Kerstin Pflieger – Die Alchemie der Unsterblichkeit (Buch)

Kerstin Pflieger
Die Alchemie der Unsterblichkeit
Titelbild: FinePic, Jürgen Gawron
Goldmann, Paperback mit Klappenbroschur, 352 Seiten, 12,00 EUR, ISBN 978-3-442-47483-7 (auch als eBook erhältlich)

Von Irene Salzmann

Der Schwarzwald im Jahr 1771: In der abgelegenen Ortschaft Dornfelde haben sich mehrere Morde ereignet, und der Täter konnte noch immer nicht gefasst werden. Daraufhin wird der junge Gelehrte Icherios Ceihn von einer Karlsruher Niederlassung des Ordens der Rosenkreuzer beauftragt, sich des Falls anzunehmen.

Obwohl der mittellose Student überaus ängstlich ist und nicht wirklich die Qualifikationen für diese Aufgabe besitzt, reist er nach Dornfelde, hoffend, seine eigene Situation auf diese Weise zu verbessern. Schon bald wird ihm klar, dass es vernünftiger gewesen wäre, diese Aufgabe abzulehnen, denn er wird in den schwelenden Konflikt zwischen Menschen, Vampiren und Werwölfen, die eine zerbrechliche Allianz eingegangen sind, hineingezogen und weiß nicht, wem er vertrauen darf. Seine Nachforschungen werden behindert, der Täter hat es bald auch auf ihn abgesehen, und sogar der Fürst von Sohon, der Ceihn hatte kommen lassen, droht ihm unverhohlen. Als weitere Morde geschehen, eskaliert die Situation ...

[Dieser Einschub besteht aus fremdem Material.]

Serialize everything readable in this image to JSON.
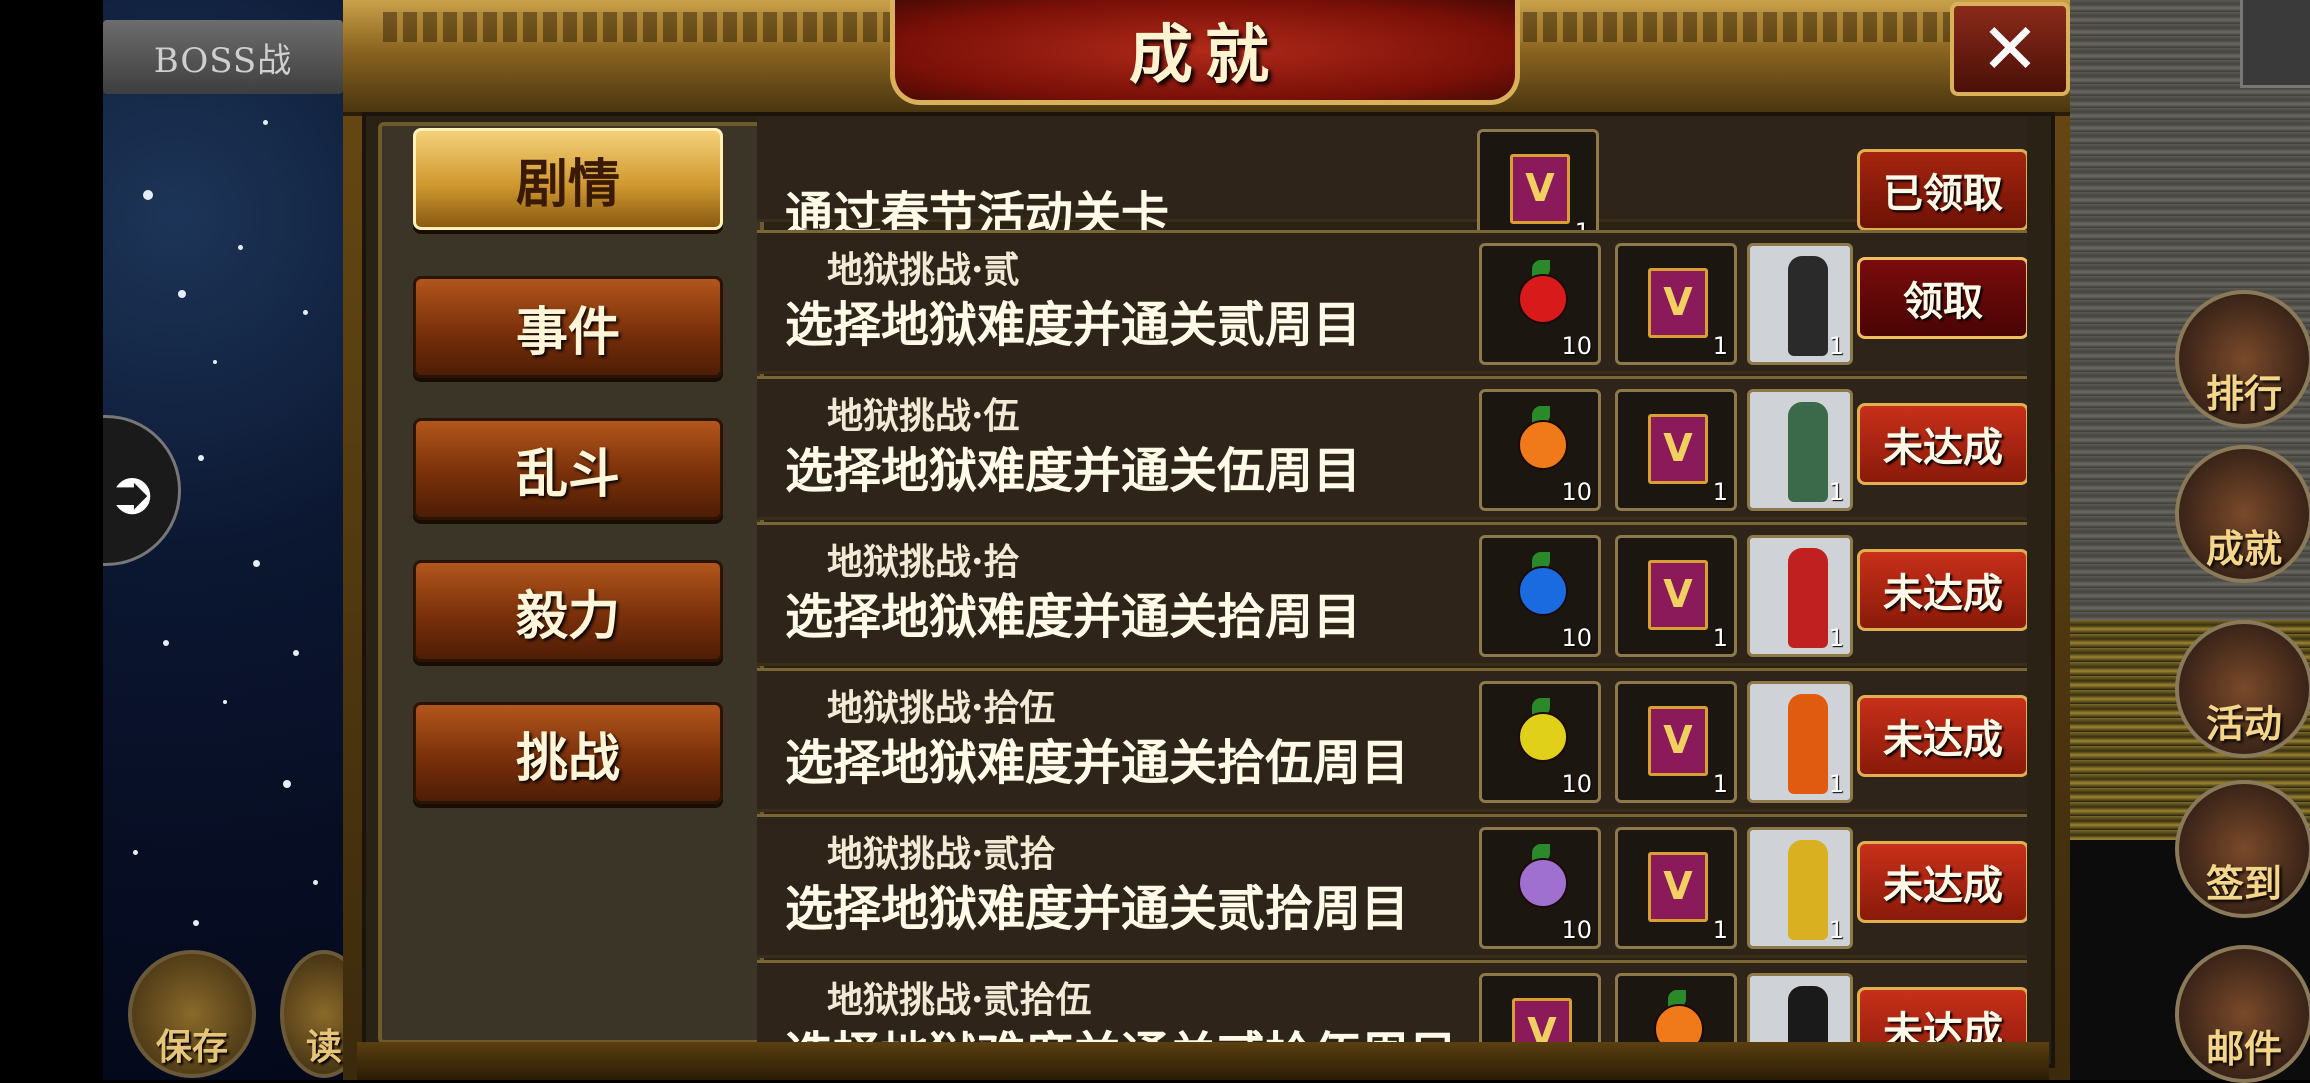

„Sleepy Hollow“ lässt grüßen, und die Autorin gibt sogar zu, dass sie sich von diesem Film für ihren Debütroman hatte inspirieren lassen. Tatsächlich werden dem Leser ein ganz ähnliches Setting, ein vergleichbarer Konflikt und analoge Charaktere geboten. Dennoch lässt man sich gern in die Handlung hineinziehen, da Kerstin Pflieger unterhaltsam zu schreiben weiß, die Orte des Geschehens anschaulich schildert und ihren sympathischen Charakteren Individualität und Leben einhaucht. Sie konzentriert sich auf den komplizierten Fall und verzichtet auf unnötige Action und romantische Einlagen. Inmitten all der verliebten und sich von Blutkonserven ernährenden Vampire und Selbstbeherrschung übenden Werwölfe sind ihre phantastischen Wesen eine willkommene Abwechslung, da sie unter der zivilisierten Oberfläche ihrer wahren Natur treu bleiben: wild, leicht in Wut zu bringen, durstig und nicht an menschliche Prinzipien gebunden.

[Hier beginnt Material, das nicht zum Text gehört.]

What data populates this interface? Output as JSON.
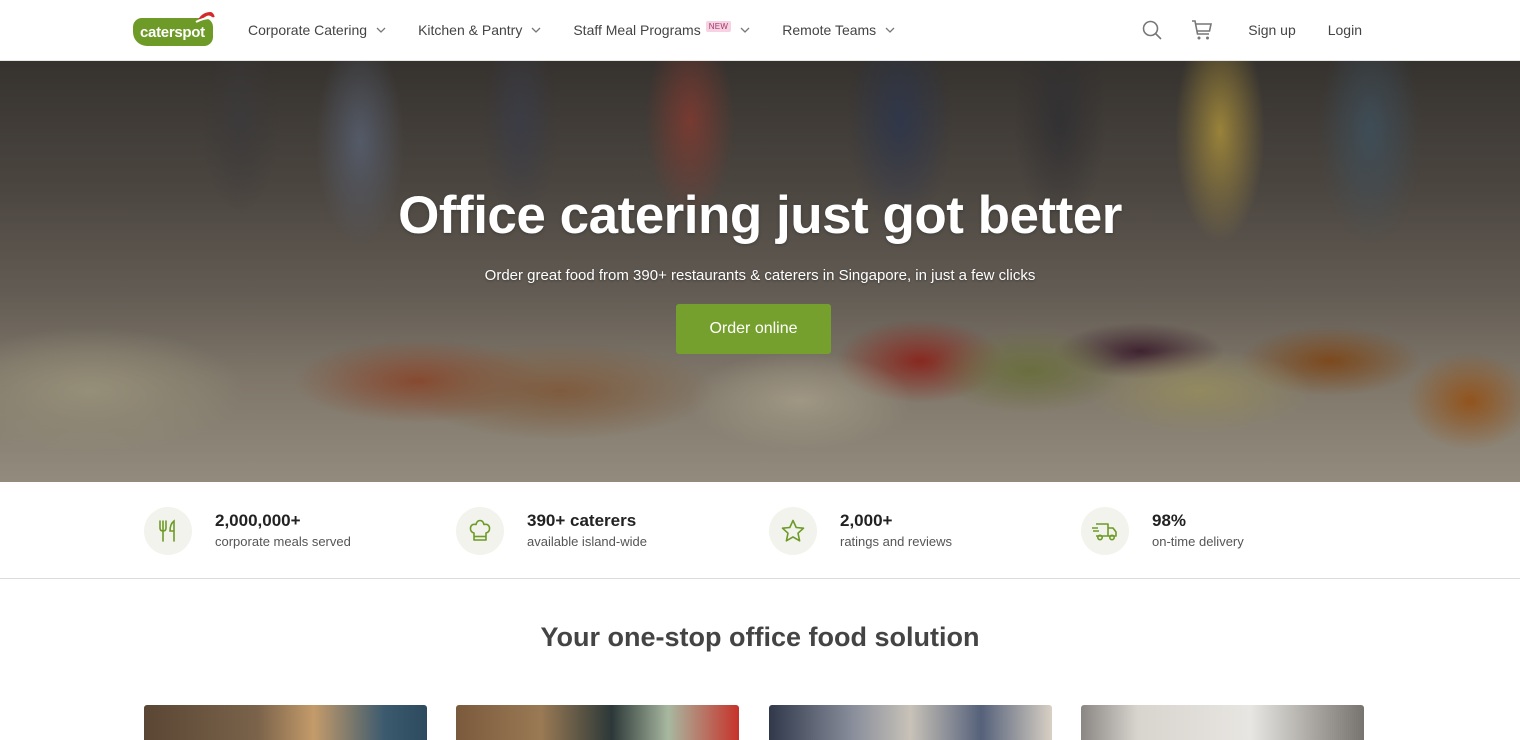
{
  "header": {
    "logo_text": "caterspot",
    "nav": [
      {
        "label": "Corporate Catering"
      },
      {
        "label": "Kitchen & Pantry"
      },
      {
        "label": "Staff Meal Programs",
        "badge": "NEW"
      },
      {
        "label": "Remote Teams"
      }
    ],
    "signup_label": "Sign up",
    "login_label": "Login"
  },
  "hero": {
    "title": "Office catering just got better",
    "subtitle": "Order great food from 390+ restaurants & caterers in Singapore, in just a few clicks",
    "cta_label": "Order online"
  },
  "stats": [
    {
      "icon": "cutlery-icon",
      "value": "2,000,000+",
      "label": "corporate meals served"
    },
    {
      "icon": "chef-hat-icon",
      "value": "390+ caterers",
      "label": "available island-wide"
    },
    {
      "icon": "star-icon",
      "value": "2,000+",
      "label": "ratings and reviews"
    },
    {
      "icon": "delivery-truck-icon",
      "value": "98%",
      "label": "on-time delivery"
    }
  ],
  "section": {
    "title": "Your one-stop office food solution"
  },
  "colors": {
    "brand_green": "#76a02d",
    "icon_green": "#6e9a27",
    "badge_pink": "#f6d2e2"
  }
}
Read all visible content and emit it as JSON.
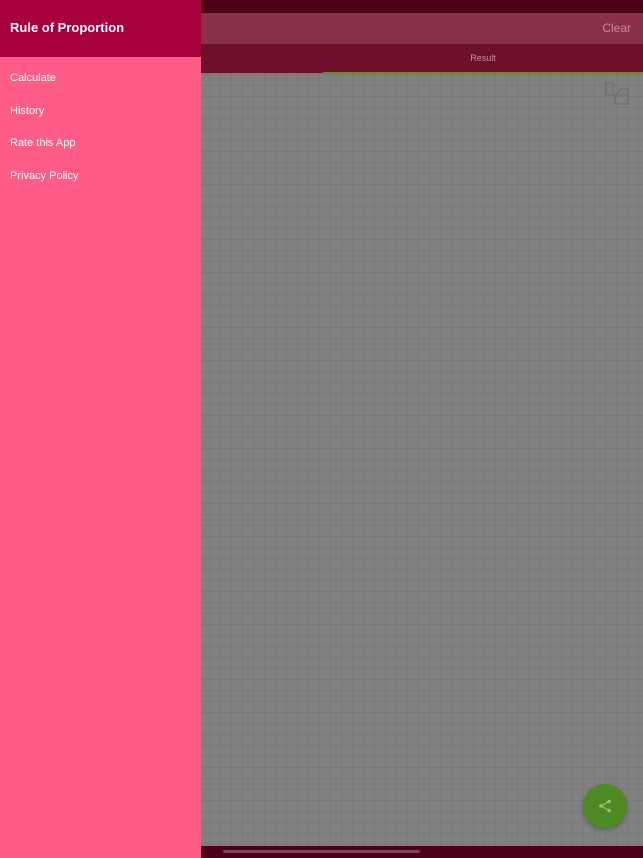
{
  "app_screen": {
    "clear_label": "Clear",
    "tabs": [
      {
        "label": "Result",
        "selected": true
      }
    ],
    "copy_icon": "copy-icon",
    "share_icon": "share-icon"
  },
  "drawer": {
    "title": "Rule of Proportion",
    "items": [
      {
        "label": "Calculate"
      },
      {
        "label": "History"
      },
      {
        "label": "Rate this App"
      },
      {
        "label": "Privacy Policy"
      }
    ]
  },
  "colors": {
    "drawer_background": "#ff5c88",
    "drawer_header": "#a6003d",
    "tab_indicator": "#6a8c2b",
    "fab": "#4e8a22",
    "dim_overlay": "#7f7f7f"
  }
}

Ihnen gegenüber stehen die normalen Menschen, die ihre Gründe haben, mit den Vampiren und Werwölfen in Koexistenz zu leben – und die den überlegenen Spezies ausgeliefert sind. Nicht jeder möchte sich mit dieser Situation abfinden; in allen drei Gruppen gibt es Personen, die nur darauf warten, dass der fragile Friede zerbricht, und der unbekannte Mörder schürt die Spannungen. Allerdings hat er noch ein weiteres Ziel, das der Titel leider vorwegnimmt, und Motive, die sein Handeln bestimmen. Etwa nach der Hälfte des Bandes beginnt man zu ahnen, wer es sein könnte, doch erst zum Ende hin wird der Verdacht bestätigt, werden alle Details enthüllt und auch die letzten Handlungsstränge miteinander verwoben.

Im Mittelpunkt der Geschehnisse steht Icherios Ceihn, ein unerfahrener, junger Mann, der sich der Alchemie verschrieben hat. Tollpatschig und mit mehr Glück als Verstand trägt er die einzelnen Puzzlestücke zusammen, wobei er immer wieder die Hilfe Dritter in Anspruch nehmen muss. Oft übermannen ihn Angst und Verzweiflung, sodass er Vergessen im Opium-Rausch sucht und darüber das Wesentliche zu spät entdeckt. Manchmal erscheint er schon etwas zu jämmerlich, doch ein menschlicher Ermittler, der veni, vidi, vici den Fall löst, wäre überhaupt nicht glaubwürdig gewesen.

Alles in allem ist „Die Alchemie der Unsterblichkeit“ ein überzeugender Debüt-Roman, der nicht nur die „Sleepy Hollow“-Fans sondern auch die Freunde des gepflegten Horrors, der Dark Fantasy und des Historicals mit Mystery-Elementen anspricht. Zudem gefällt das Lokalkolorit. Infolge wird man auch gern zum zweiten in sich abgeschlossenen „Icherios Ceihn“-Band, „Der Krähenturm“, greifen, der für Ende 2011 angekündigt ist.